Using a mouse model (Hyp) of human hypophosphatemic vitamin D-resistant rickets [X-linked hypophosphatemia (XLH)], we compared the effects of 22-oxa-1,25-dihydroxyvitamin D-3 (OCT) and 1,25-dihydroxyvitamin D-3 [1,25(OH)(2)D-3] on restoring defects in mineral and skeletal metabolism. Hyp/Y mice received OCT or 1,25(OH)(2)D-3 at doses of 0.05-0.25 mu g . kg(-1). day(-1) for 4 wk. OCT normalized serum calcium levels, whereas 1,25(OH)(2)D-3 produced hypercalcemia in Hyp/Y. OCT and 1,25(OH)(2)D-3 also normalized serum phosphate levels and increased urinary calcium levels.

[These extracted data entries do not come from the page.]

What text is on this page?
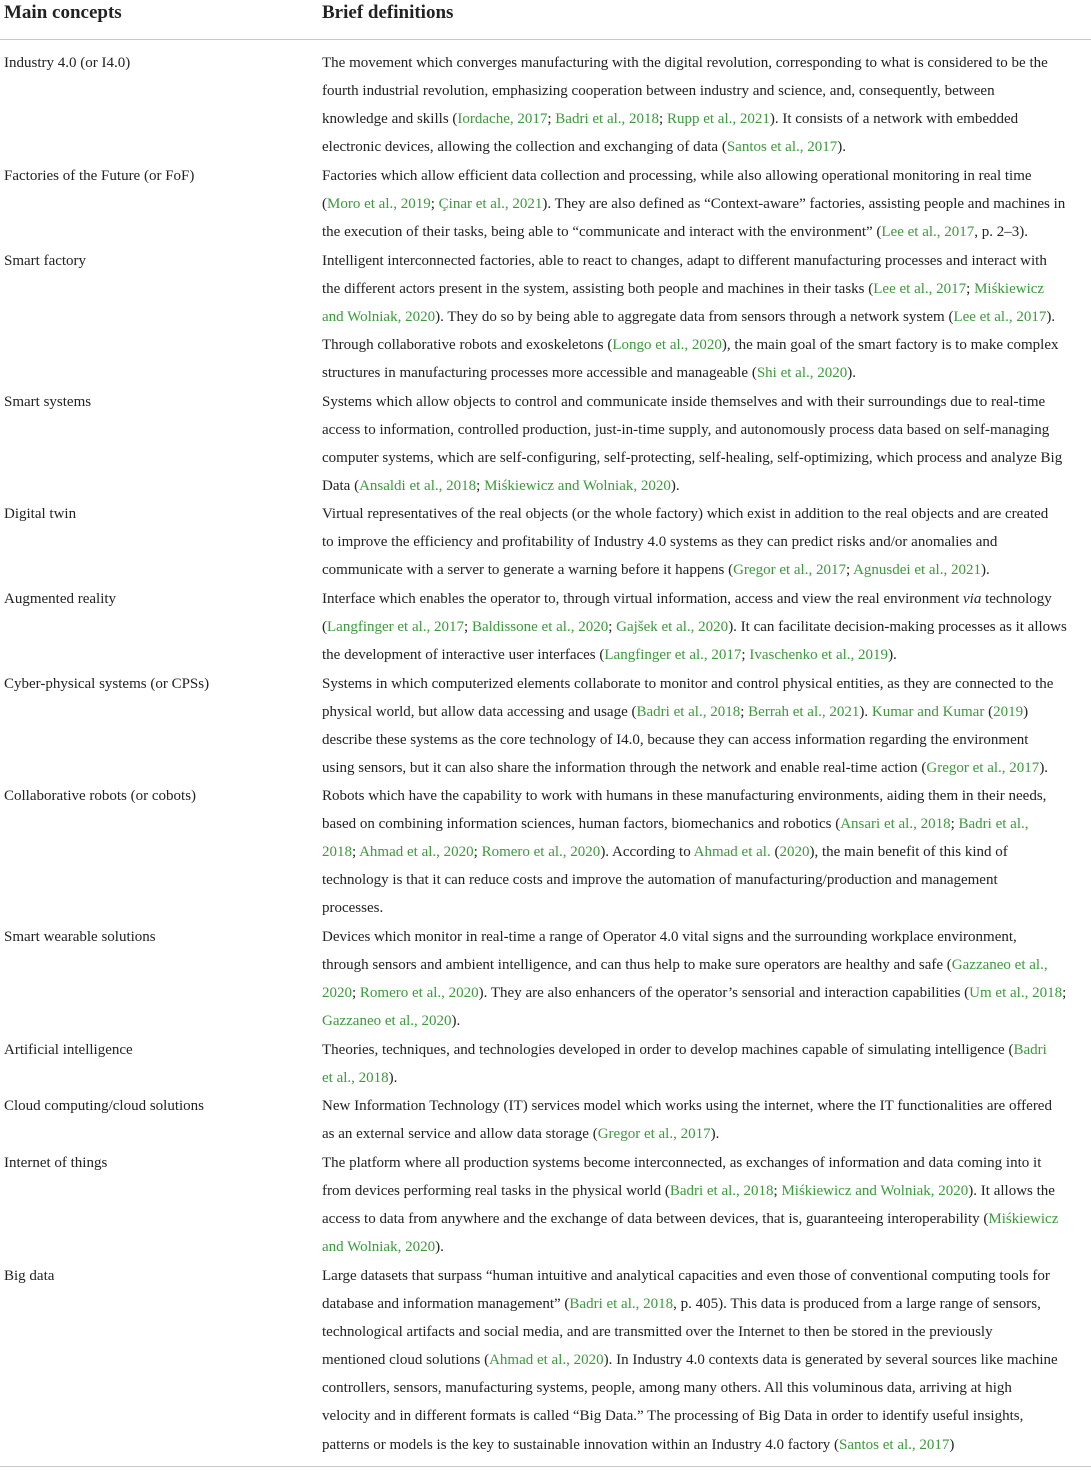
Main concepts	Brief definitions
Industry 4.0 (or I4.0)	The movement which converges manufacturing with the digital revolution, corresponding to what is considered to be the
fourth industrial revolution, emphasizing cooperation between industry and science, and, consequently, between
knowledge and skills (Iordache, 2017; Badri et al., 2018; Rupp et al., 2021). It consists of a network with embedded
electronic devices, allowing the collection and exchanging of data (Santos et al., 2017).
Factories of the Future (or FoF)	Factories which allow efficient data collection and processing, while also allowing operational monitoring in real time
(Moro et al., 2019; Çinar et al., 2021). They are also defined as “Context-aware” factories, assisting people and machines in
the execution of their tasks, being able to “communicate and interact with the environment” (Lee et al., 2017, p. 2–3).
Smart factory	Intelligent interconnected factories, able to react to changes, adapt to different manufacturing processes and interact with
the different actors present in the system, assisting both people and machines in their tasks (Lee et al., 2017; Miśkiewicz
and Wolniak, 2020). They do so by being able to aggregate data from sensors through a network system (Lee et al., 2017).
Through collaborative robots and exoskeletons (Longo et al., 2020), the main goal of the smart factory is to make complex
structures in manufacturing processes more accessible and manageable (Shi et al., 2020).
Smart systems	Systems which allow objects to control and communicate inside themselves and with their surroundings due to real-time
access to information, controlled production, just-in-time supply, and autonomously process data based on self-managing
computer systems, which are self-configuring, self-protecting, self-healing, self-optimizing, which process and analyze Big
Data (Ansaldi et al., 2018; Miśkiewicz and Wolniak, 2020).
Digital twin	Virtual representatives of the real objects (or the whole factory) which exist in addition to the real objects and are created
to improve the efficiency and profitability of Industry 4.0 systems as they can predict risks and/or anomalies and
communicate with a server to generate a warning before it happens (Gregor et al., 2017; Agnusdei et al., 2021).
Augmented reality	Interface which enables the operator to, through virtual information, access and view the real environment via technology
(Langfinger et al., 2017; Baldissone et al., 2020; Gajšek et al., 2020). It can facilitate decision-making processes as it allows
the development of interactive user interfaces (Langfinger et al., 2017; Ivaschenko et al., 2019).
Cyber-physical systems (or CPSs)	Systems in which computerized elements collaborate to monitor and control physical entities, as they are connected to the
physical world, but allow data accessing and usage (Badri et al., 2018; Berrah et al., 2021). Kumar and Kumar (2019)
describe these systems as the core technology of I4.0, because they can access information regarding the environment
using sensors, but it can also share the information through the network and enable real-time action (Gregor et al., 2017).
Collaborative robots (or cobots)	Robots which have the capability to work with humans in these manufacturing environments, aiding them in their needs,
based on combining information sciences, human factors, biomechanics and robotics (Ansari et al., 2018; Badri et al.,
2018; Ahmad et al., 2020; Romero et al., 2020). According to Ahmad et al. (2020), the main benefit of this kind of
technology is that it can reduce costs and improve the automation of manufacturing/production and management
processes.
Smart wearable solutions	Devices which monitor in real-time a range of Operator 4.0 vital signs and the surrounding workplace environment,
through sensors and ambient intelligence, and can thus help to make sure operators are healthy and safe (Gazzaneo et al.,
2020; Romero et al., 2020). They are also enhancers of the operator’s sensorial and interaction capabilities (Um et al., 2018;
Gazzaneo et al., 2020).
Artificial intelligence	Theories, techniques, and technologies developed in order to develop machines capable of simulating intelligence (Badri
et al., 2018).
Cloud computing/cloud solutions	New Information Technology (IT) services model which works using the internet, where the IT functionalities are offered
as an external service and allow data storage (Gregor et al., 2017).
Internet of things	The platform where all production systems become interconnected, as exchanges of information and data coming into it
from devices performing real tasks in the physical world (Badri et al., 2018; Miśkiewicz and Wolniak, 2020). It allows the
access to data from anywhere and the exchange of data between devices, that is, guaranteeing interoperability (Miśkiewicz
and Wolniak, 2020).
Big data	Large datasets that surpass “human intuitive and analytical capacities and even those of conventional computing tools for
database and information management” (Badri et al., 2018, p. 405). This data is produced from a large range of sensors,
technological artifacts and social media, and are transmitted over the Internet to then be stored in the previously
mentioned cloud solutions (Ahmad et al., 2020). In Industry 4.0 contexts data is generated by several sources like machine
controllers, sensors, manufacturing systems, people, among many others. All this voluminous data, arriving at high
velocity and in different formats is called “Big Data.” The processing of Big Data in order to identify useful insights,
patterns or models is the key to sustainable innovation within an Industry 4.0 factory (Santos et al., 2017)
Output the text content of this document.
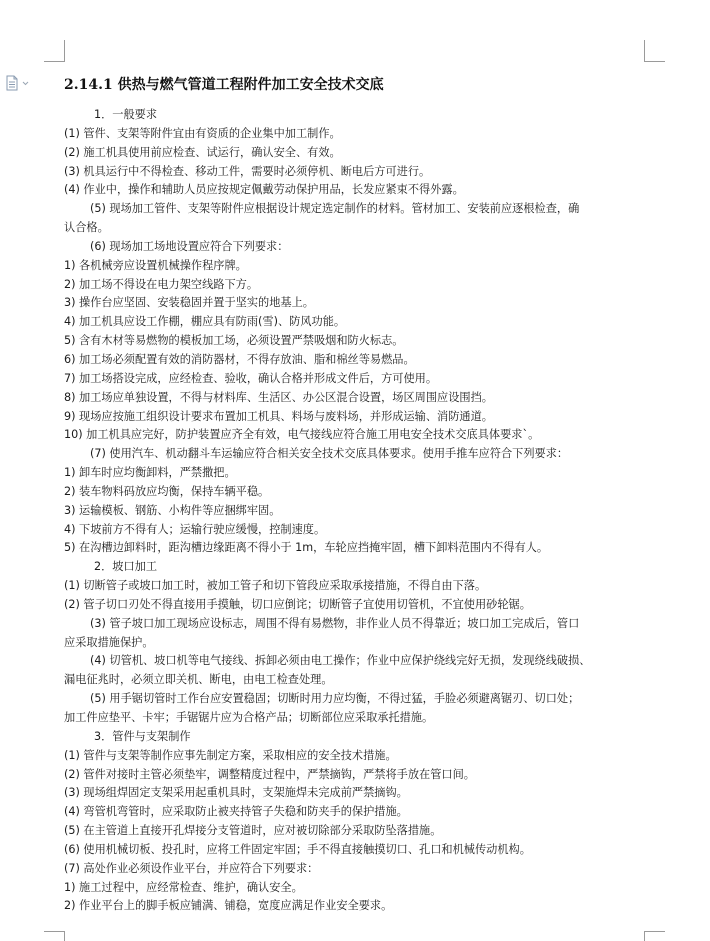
2.14.1 供热与燃气管道工程附件加工安全技术交底
1．一般要求
(1) 管件、支架等附件宜由有资质的企业集中加工制作。
(2) 施工机具使用前应检查、试运行，确认安全、有效。
(3) 机具运行中不得检查、移动工件，需要时必须停机、断电后方可进行。
(4) 作业中，操作和辅助人员应按规定佩戴劳动保护用品，长发应紧束不得外露。
(5) 现场加工管件、支架等附件应根据设计规定选定制作的材料。管材加工、安装前应逐根检查，确
认合格。
(6) 现场加工场地设置应符合下列要求：
1) 各机械旁应设置机械操作程序牌。
2) 加工场不得设在电力架空线路下方。
3) 操作台应坚固、安装稳固并置于坚实的地基上。
4) 加工机具应设工作棚，棚应具有防雨(雪)、防风功能。
5) 含有木材等易燃物的模板加工场，必须设置严禁吸烟和防火标志。
6) 加工场必须配置有效的消防器材，不得存放油、脂和棉丝等易燃品。
7) 加工场搭设完成，应经检查、验收，确认合格并形成文件后，方可使用。
8) 加工场应单独设置，不得与材料库、生活区、办公区混合设置，场区周围应设围挡。
9) 现场应按施工组织设计要求布置加工机具、料场与废料场，并形成运输、消防通道。
10) 加工机具应完好，防护装置应齐全有效，电气接线应符合施工用电安全技术交底具体要求`。
(7) 使用汽车、机动翻斗车运输应符合相关安全技术交底具体要求。使用手推车应符合下列要求：
1) 卸车时应均衡卸料，严禁撒把。
2) 装车物料码放应均衡，保持车辆平稳。
3) 运输模板、钢筋、小构件等应捆绑牢固。
4) 下坡前方不得有人；运输行驶应缓慢，控制速度。
5) 在沟槽边卸料时，距沟槽边缘距离不得小于 1m，车轮应挡掩牢固，槽下卸料范围内不得有人。
2．坡口加工
(1) 切断管子或坡口加工时，被加工管子和切下管段应采取承接措施，不得自由下落。
(2) 管子切口刃处不得直接用手摸触，切口应倒诧；切断管子宜使用切管机，不宜使用砂轮锯。
(3) 管子坡口加工现场应设标志，周围不得有易燃物，非作业人员不得靠近；坡口加工完成后，管口
应采取措施保护。
(4) 切管机、坡口机等电气接线、拆卸必须由电工操作；作业中应保护绕线完好无损，发现绕线破损、
漏电征兆时，必须立即关机、断电，由电工检查处理。
(5) 用手锯切管时工作台应安置稳固；切断时用力应均衡，不得过猛，手脸必须避离锯刃、切口处；
加工件应垫平、卡牢；手锯锯片应为合格产品；切断部位应采取承托措施。
3．管件与支架制作
(1) 管件与支架等制作应事先制定方案，采取相应的安全技术措施。
(2) 管件对接时主管必须垫牢，调整精度过程中，严禁摘钩，严禁将手放在管口间。
(3) 现场组焊固定支架采用起重机具时，支架施焊未完成前严禁摘钩。
(4) 弯管机弯管时，应采取防止被夹持管子失稳和防夹手的保护措施。
(5) 在主管道上直接开孔焊接分支管道时，应对被切除部分采取防坠落措施。
(6) 使用机械切板、投孔时，应将工件固定牢固；手不得直接触摸切口、孔口和机械传动机构。
(7) 高处作业必须设作业平台，并应符合下列要求：
1) 施工过程中，应经常检查、维护，确认安全。
2) 作业平台上的脚手板应铺满、铺稳，宽度应满足作业安全要求。
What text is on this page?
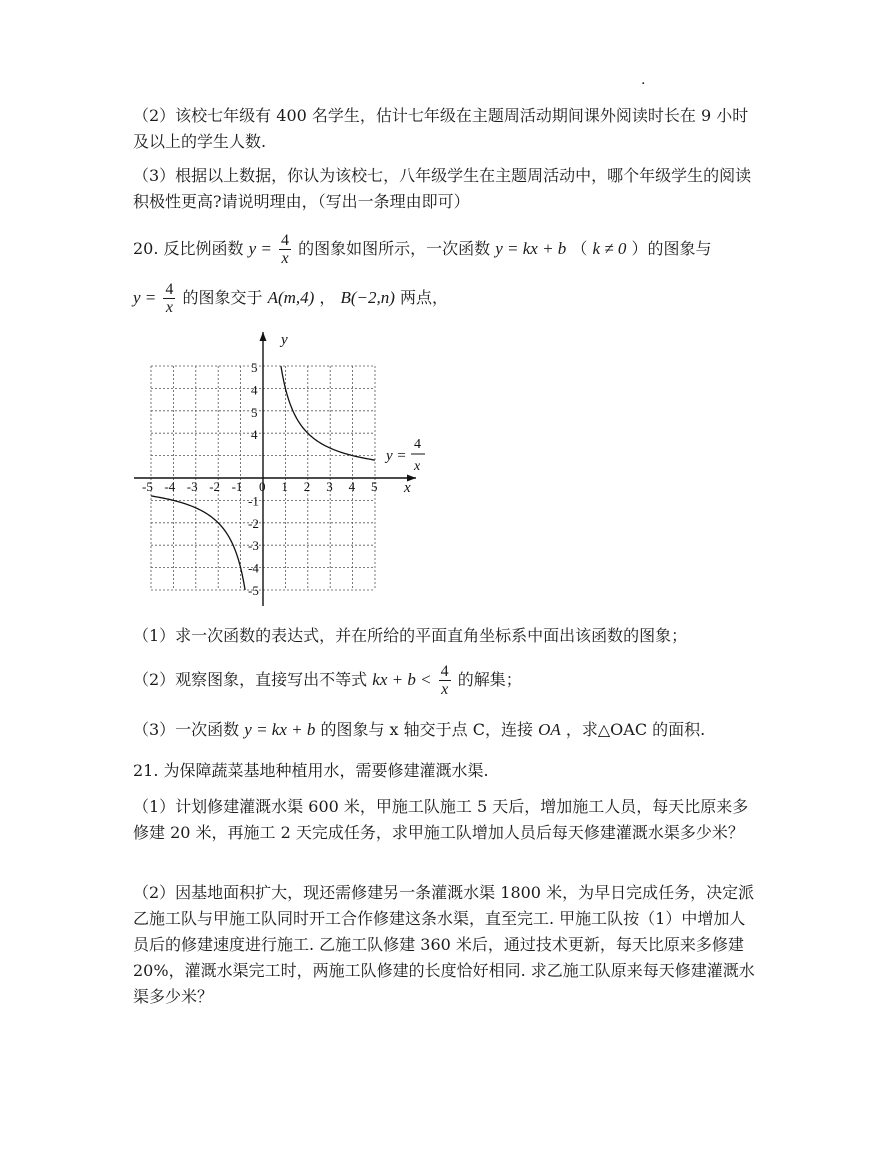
.

（2）该校七年级有 400 名学生，估计七年级在主题周活动期间课外阅读时长在 9 小时及以上的学生人数.

（3）根据以上数据，你认为该校七，八年级学生在主题周活动中，哪个年级学生的阅读积极性更高?请说明理由，（写出一条理由即可）

20. 反比例函数 $y = \frac{4}{x}$ 的图象如图所示，一次函数 y = kx + b （ k ≠ 0 ）的图象与
$y = \frac{4}{x}$ 的图象交于 A(m,4) ， B(−2,n) 两点，
y
x
y =
4
x
-5 -4 -3 -2 -1 0 1 2 3 4 5
5
4
5
4
-1
-2
-3
-4
-5

（1）求一次函数的表达式，并在所给的平面直角坐标系中面出该函数的图象；

（2）观察图象，直接写出不等式 kx + $b < \frac{4}{x}$ 的解集；
（3）一次函数 y = kx + b 的图象与 x 轴交于点 C，连接 OA ，求△OAC 的面积.

21. 为保障蔬菜基地种植用水，需要修建灌溉水渠.

（1）计划修建灌溉水渠 600 米，甲施工队施工 5 天后，增加施工人员，每天比原来多修建 20 米，再施工 2 天完成任务，求甲施工队增加人员后每天修建灌溉水渠多少米？

（2）因基地面积扩大，现还需修建另一条灌溉水渠 1800 米，为早日完成任务，决定派乙施工队与甲施工队同时开工合作修建这条水渠，直至完工. 甲施工队按（1）中增加人员后的修建速度进行施工. 乙施工队修建 360 米后，通过技术更新，每天比原来多修建 20%，灌溉水渠完工时，两施工队修建的长度恰好相同. 求乙施工队原来每天修建灌溉水渠多少米？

Additionally, OCT and 1,25(OH)(2)D-3 reduced elevated urinary pyridinoline levels and suppressed urinary adenosine 3',5'-cyclic monophosphate levels to normal. Bone ash content was low in Hyp/Y, and OCT was more effective than 1,25(OH)(2)D-3 in reversing this defect. Histomorphometric analysis of bone turnover, mineralization rate, and osteoid content demonstrated comparable responses with OCT and 1,25(OH)(2)D-3, although the highest dose of 1,25(OH)(2)D-3 resulted in increased osteoid content and delayed mineralization. OCT appears to be more effective and definitely less toxic than 1,25(OH)(2)D-3 in reversing skeletal lesions in Hyp/Y mice and may prove to be the drug of choice in the treatment of childhood XLH.